The fallout from such an attack can be financially devastating and cause lasting reputational damage. A key part of mitigating this risk is equipping employees with the knowledge and tools to protect themselves, and the business. Robust and comprehensive training empowers employees to spot, report and remove suspicious emails, protecting their company’s digital integrity. Most recently, the Government’s National Cyber Security Centre (NCSC) launched a suspicious email reporting system. This, combined with a strong understanding of the company’s cyber security policies and escalation procedures, will foster the growth of an organic internal security system.
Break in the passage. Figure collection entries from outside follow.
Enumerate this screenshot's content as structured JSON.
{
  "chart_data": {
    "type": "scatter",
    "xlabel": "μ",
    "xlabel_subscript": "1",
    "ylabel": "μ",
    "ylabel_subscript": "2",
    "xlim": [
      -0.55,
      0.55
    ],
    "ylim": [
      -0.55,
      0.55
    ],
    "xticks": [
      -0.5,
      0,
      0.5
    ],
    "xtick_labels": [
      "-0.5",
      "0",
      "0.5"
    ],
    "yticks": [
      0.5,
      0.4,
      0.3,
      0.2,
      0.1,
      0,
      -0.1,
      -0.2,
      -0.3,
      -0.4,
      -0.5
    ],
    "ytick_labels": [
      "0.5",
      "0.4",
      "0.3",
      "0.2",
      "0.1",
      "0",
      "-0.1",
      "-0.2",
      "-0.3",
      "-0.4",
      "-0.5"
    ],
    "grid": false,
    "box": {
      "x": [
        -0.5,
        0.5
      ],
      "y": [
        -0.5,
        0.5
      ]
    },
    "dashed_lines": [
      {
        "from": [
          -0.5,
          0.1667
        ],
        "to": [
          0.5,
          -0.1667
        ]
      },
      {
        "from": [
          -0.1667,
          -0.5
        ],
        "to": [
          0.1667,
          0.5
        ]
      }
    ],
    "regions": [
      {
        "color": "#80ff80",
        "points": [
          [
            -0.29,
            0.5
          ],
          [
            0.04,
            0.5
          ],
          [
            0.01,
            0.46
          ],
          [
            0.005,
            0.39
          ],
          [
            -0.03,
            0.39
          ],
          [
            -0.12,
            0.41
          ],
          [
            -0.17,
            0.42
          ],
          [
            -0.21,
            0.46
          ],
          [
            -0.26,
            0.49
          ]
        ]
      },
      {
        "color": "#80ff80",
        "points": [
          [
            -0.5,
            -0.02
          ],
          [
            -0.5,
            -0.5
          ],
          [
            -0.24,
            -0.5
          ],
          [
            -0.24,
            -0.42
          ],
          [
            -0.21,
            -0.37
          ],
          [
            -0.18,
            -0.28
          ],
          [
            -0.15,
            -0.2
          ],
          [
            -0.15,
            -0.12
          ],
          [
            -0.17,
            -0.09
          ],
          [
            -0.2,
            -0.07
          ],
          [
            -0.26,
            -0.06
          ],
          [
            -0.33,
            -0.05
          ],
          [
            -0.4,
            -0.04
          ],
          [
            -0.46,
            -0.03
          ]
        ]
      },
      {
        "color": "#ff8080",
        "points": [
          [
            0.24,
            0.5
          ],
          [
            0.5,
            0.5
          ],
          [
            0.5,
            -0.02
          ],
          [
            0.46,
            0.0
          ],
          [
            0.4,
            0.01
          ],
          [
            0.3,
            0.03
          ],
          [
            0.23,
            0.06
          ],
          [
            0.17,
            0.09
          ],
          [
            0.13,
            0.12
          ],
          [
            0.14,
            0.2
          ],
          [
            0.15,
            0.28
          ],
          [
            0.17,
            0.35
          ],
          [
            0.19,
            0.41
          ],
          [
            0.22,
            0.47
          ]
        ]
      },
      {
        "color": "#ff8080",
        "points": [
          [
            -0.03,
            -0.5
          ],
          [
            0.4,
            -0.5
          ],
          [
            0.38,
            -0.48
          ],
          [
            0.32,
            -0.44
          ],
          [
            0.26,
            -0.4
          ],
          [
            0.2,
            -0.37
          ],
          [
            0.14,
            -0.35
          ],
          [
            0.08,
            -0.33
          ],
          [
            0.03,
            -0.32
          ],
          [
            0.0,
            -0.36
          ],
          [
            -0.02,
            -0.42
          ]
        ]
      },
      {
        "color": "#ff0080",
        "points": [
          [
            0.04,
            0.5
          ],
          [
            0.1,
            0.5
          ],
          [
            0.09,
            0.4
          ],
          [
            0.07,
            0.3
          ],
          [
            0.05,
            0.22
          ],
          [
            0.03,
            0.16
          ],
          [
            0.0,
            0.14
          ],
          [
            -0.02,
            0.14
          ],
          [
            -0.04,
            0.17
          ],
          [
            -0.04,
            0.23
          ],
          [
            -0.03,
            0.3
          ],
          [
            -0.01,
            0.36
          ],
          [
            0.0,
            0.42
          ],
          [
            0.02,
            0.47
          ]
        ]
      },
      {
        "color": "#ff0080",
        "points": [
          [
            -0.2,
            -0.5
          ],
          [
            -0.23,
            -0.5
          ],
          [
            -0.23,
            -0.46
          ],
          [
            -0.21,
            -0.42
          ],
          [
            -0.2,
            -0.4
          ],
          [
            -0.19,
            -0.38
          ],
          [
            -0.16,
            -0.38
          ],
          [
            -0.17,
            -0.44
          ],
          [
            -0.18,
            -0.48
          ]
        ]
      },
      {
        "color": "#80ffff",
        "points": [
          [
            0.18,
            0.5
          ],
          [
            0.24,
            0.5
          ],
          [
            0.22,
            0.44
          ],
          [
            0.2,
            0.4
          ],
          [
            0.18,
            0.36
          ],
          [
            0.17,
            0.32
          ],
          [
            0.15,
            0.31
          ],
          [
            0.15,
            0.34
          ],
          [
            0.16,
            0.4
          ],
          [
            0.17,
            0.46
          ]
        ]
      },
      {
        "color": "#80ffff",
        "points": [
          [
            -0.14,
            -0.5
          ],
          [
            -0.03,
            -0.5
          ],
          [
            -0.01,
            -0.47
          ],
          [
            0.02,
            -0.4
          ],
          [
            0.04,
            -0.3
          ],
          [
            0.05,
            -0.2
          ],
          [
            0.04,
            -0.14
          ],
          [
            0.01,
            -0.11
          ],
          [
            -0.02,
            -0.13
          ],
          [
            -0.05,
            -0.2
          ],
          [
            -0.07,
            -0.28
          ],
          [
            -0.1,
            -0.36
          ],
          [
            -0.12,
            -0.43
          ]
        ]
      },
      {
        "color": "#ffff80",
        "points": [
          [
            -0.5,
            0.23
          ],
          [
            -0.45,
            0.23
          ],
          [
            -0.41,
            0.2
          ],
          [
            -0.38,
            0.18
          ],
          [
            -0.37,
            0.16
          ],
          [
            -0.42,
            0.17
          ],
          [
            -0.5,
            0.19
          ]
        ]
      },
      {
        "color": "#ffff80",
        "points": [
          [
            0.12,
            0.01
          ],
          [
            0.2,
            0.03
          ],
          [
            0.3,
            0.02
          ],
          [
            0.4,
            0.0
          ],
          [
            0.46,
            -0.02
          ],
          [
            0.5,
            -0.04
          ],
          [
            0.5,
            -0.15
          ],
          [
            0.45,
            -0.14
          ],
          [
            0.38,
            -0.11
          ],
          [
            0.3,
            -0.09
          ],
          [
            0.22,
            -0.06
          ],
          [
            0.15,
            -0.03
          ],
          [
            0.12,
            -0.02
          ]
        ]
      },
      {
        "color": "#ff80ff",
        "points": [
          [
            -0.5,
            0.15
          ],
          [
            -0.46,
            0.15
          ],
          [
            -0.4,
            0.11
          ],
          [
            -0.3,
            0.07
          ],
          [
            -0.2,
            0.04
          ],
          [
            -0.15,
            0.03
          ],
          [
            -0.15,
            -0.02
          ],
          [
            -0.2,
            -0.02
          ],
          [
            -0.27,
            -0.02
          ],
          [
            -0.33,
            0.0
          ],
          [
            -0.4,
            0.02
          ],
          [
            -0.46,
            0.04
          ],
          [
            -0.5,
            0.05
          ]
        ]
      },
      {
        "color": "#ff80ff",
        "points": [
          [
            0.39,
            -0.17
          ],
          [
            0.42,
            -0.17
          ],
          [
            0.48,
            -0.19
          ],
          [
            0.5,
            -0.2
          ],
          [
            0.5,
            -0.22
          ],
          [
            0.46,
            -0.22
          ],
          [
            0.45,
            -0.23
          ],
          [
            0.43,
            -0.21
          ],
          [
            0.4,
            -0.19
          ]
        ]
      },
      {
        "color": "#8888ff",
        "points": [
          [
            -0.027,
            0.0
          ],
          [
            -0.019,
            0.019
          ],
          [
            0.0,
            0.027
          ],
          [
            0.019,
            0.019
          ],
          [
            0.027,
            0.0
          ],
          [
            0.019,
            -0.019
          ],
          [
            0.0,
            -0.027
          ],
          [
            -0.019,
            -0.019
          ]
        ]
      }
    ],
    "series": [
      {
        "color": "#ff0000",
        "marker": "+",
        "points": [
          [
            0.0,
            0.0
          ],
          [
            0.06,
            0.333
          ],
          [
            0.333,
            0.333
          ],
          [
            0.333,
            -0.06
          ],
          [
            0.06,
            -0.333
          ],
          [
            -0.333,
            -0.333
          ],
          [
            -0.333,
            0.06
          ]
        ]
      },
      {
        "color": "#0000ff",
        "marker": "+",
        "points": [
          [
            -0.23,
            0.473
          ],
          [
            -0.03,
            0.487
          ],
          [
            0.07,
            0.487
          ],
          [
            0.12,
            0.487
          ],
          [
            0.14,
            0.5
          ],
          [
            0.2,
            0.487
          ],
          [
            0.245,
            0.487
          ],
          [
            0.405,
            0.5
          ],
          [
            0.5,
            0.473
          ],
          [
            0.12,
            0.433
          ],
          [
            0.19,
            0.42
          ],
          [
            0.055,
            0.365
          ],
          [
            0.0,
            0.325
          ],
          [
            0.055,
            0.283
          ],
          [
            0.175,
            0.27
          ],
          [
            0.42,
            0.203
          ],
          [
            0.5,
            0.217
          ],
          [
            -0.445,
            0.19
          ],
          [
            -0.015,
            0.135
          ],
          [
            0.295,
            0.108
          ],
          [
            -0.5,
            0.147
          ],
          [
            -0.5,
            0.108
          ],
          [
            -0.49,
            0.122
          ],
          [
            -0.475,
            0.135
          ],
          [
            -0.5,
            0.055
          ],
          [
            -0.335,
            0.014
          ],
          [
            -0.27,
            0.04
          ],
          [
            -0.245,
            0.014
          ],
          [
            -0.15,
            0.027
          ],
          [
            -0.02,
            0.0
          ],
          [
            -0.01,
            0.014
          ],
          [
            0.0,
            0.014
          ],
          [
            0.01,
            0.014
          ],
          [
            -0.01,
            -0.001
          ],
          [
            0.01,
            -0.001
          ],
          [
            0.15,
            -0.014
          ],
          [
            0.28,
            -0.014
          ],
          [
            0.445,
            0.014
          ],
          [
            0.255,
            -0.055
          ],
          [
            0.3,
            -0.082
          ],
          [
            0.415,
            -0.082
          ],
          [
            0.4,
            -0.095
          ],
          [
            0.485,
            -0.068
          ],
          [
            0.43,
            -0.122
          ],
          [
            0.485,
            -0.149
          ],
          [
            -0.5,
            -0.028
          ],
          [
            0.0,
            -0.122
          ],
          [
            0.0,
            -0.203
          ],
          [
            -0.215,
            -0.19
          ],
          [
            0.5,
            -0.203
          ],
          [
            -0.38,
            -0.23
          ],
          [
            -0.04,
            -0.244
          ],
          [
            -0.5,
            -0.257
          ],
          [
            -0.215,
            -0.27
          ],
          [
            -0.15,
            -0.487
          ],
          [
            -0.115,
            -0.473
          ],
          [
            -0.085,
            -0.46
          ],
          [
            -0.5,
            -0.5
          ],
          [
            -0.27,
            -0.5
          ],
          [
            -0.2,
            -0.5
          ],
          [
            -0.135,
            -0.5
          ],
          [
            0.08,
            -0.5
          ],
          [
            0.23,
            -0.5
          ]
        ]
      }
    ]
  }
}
Yet these simple measures are not always implemented. Despite the growing risk and dangerous outcomes, a Make UK survey revealed that one in three businesses do not provide any form of cyber safety training to their employees and 50 per cent lack the means of tracking their security infrastructure. Cyber security is not being taken seriously by board members. This is particularly prevalent in SMEs where only 38 per cent have board members or trustees responsible for cyber security. With the move to remote working and increased reliance on digital structures for communication, operations and financial transactions, it is paramount that cyber security is a top priority for senior management and the board. Just one compromised account could bring productivity and operations to a halt. When this happens, it is the board who will be held accountable. The fact is, the average cost of cyber incidents for a UK company is $243,000. Given the current reliance on digital infrastructure, this cost would likely be even higher today. The question for board members then, is whether this is a risk they can afford to take.
It is critical that SMEs fully consider the steps outlined above and implement them in order to establish appropriate cyber security awareness and protect themselves from the risk of a breach. The move to home working has raised concerns about our digital health, as criminals ramp up operations to exploit the vulnerabilities exposed by remote working. Network insecurities and phishing attacks are preventable threats, but they need to be treated with the seriousness that they warrant. In doing so, businesses protect their cyber health and safeguard their future.